Demi gemuruh bintang, pertanyaan ini menyakiti lerung hatiku. Aku memang awalnya berpikir, Tuan Puteri layaknya Kle adalah sesosok yang sempurna. Tapi sungguh, aku tidak ingin bermaksud apapun. Puteri juga seorang manusia. Puteri bisa sakit layaknya Kle. Yang aneh, kenapa Kle harus mewarisi gen aneh. Mengesalkan sekali, kenapa takdir begitu seenaknya memilih Kle.

Aku tidak bisa menjawab, air mataku yang menjawab petanyaan Kle.

"Apa aku se-lemah itu Dar?" air mata Kle luruh. Ya tuhan, tolonglah ini menyedihkan sekali.

Aku menggeleng cepat. "Tidak Kle, jangan berpikir seperti itu. Aku tidak menganggapmu lemah.
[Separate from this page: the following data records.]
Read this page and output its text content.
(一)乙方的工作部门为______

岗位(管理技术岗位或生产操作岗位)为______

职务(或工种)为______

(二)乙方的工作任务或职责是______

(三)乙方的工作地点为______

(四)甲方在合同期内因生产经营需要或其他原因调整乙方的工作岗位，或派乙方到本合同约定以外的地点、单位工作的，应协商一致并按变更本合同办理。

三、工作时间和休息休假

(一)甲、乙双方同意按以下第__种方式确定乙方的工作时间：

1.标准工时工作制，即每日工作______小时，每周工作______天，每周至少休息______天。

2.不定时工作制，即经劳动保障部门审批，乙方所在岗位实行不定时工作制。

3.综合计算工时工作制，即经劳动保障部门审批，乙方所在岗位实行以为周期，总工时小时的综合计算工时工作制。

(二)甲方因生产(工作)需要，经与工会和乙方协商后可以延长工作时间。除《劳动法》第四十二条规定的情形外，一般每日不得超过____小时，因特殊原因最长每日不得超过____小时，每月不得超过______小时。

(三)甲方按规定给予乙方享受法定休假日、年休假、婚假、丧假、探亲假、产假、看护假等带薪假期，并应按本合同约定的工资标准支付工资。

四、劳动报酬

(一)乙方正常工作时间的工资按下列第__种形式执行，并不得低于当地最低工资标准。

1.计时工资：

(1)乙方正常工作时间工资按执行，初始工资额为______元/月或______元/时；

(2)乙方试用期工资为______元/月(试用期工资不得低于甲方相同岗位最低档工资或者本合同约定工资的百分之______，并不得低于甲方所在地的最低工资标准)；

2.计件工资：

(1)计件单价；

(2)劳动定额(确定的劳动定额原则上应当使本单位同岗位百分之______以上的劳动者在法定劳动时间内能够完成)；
Dunialah yang jahat padamu. Ini buka salahmu, jangan salahkan dirimu sendiri. Kle ayolah, berjuang, napaslah. Aku ingin kamu selalu sehat."

Kle menggeleng cepat, "pilihannya hanya dua, aku mati, atau terus begini." Napas Kle terenggah-enggah. Kusap air hangat di tubuhnya. Yaampun, ini dingin sekali. Tak terbayang betapa sakitnya tulang-tulang Kle yang terasa di tusuk-tusuk saking dinginnya.

Kle menyentuh perutnya, perkiraanku dia sedang sakit perut atau jangan—jangan. Aku panik mengambil ember besar. Kle mengerang sejak tadi. Sakit sekali pasti rasanya. Kudapat merasakan rasa mual yang Kle rasakan. Bola matanya meredup, senyumannya tadi sebelum tidur telah berubah. Kle lemas, hanya pasrah ketika perutnya memaksa untuk mengeluarkan makanan.

Tanggan Kle bergetar, menyentuh tangganku.

Aku berteriak takut.

Op, entah dari mana dia berlari ke tenda aku dan Kle. Menanangkanku yang sedang menangai Kle dnegan panik. "Dar, sudah! Kalau kamu panik begini Kle jadi makin kesusahan bernapas. Biarlah Dayang Senior Tsi yang biasa bersamannya yang akan menangani Kle. Kamu akalau kayak gini, sama aja ngajak Kle buat panik."

Aku mengangguk, tanganku bergetar, kumenunduk tak sengaja melihat tangaku dengan noda merah. Aku terkesiap. Itu—darah.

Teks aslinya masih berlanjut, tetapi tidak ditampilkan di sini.